Editors at the Washington Examiner deliver bad news for President Biden when it comes to his questionable approach toward energy policy.

Reporters were sitting a bit too close by when French President Emmanuel Macron broke the bad news to President Joe Biden.

“I had a call with [Mohammed bin Zayed al Nahyan],” Macron said to Biden, referring to the leader of the United Arab Emirates. “He told me two things: ‘I’m at a maximum, maximum (production capacity)’ — this is what he claims. And then, he said [the] Saudis can increase by 150 [thousand barrels per day], maybe a little bit more, but they don’t have huge capacities before six months’ time.”

The context is that Biden is counting on both the UAE and Saudi Arabia to increase oil production so as to mitigate the upward price pressure caused by the Russian invasion of Ukraine. And so, if Nahyan is to be believed, Biden is running out of places to find more oil.

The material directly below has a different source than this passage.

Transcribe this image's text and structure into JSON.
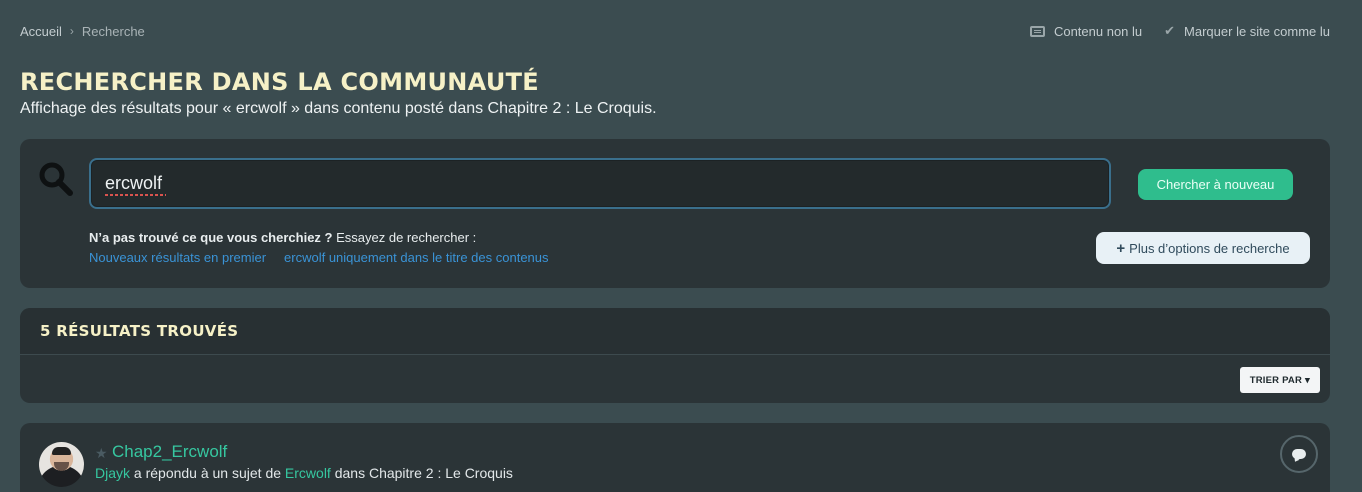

This conversation is more delicious because it was inadvertently made public. But what looks like a silly game of telephone between world leaders is more likely a calculated effort by Saudi and Emirati officials to make Biden pay the maximum price possible for whatever help they’re willing to give him.

The fact is, U.S. relations with Saudi Arabia and the UAE have deteriorated badly under Biden. As a candidate, Biden promised to make the Saudi regime “a pariah.” And since taking office, he has tried to reinstate a destructive nuclear deal with the Saudis’ archenemy, Iran.

It may be that these two oil-producing nations are genuinely unable to do anything for Biden, even if they want to. But one way or another, they intend to rake him over the coals, perhaps as retribution for his insulting behavior toward them.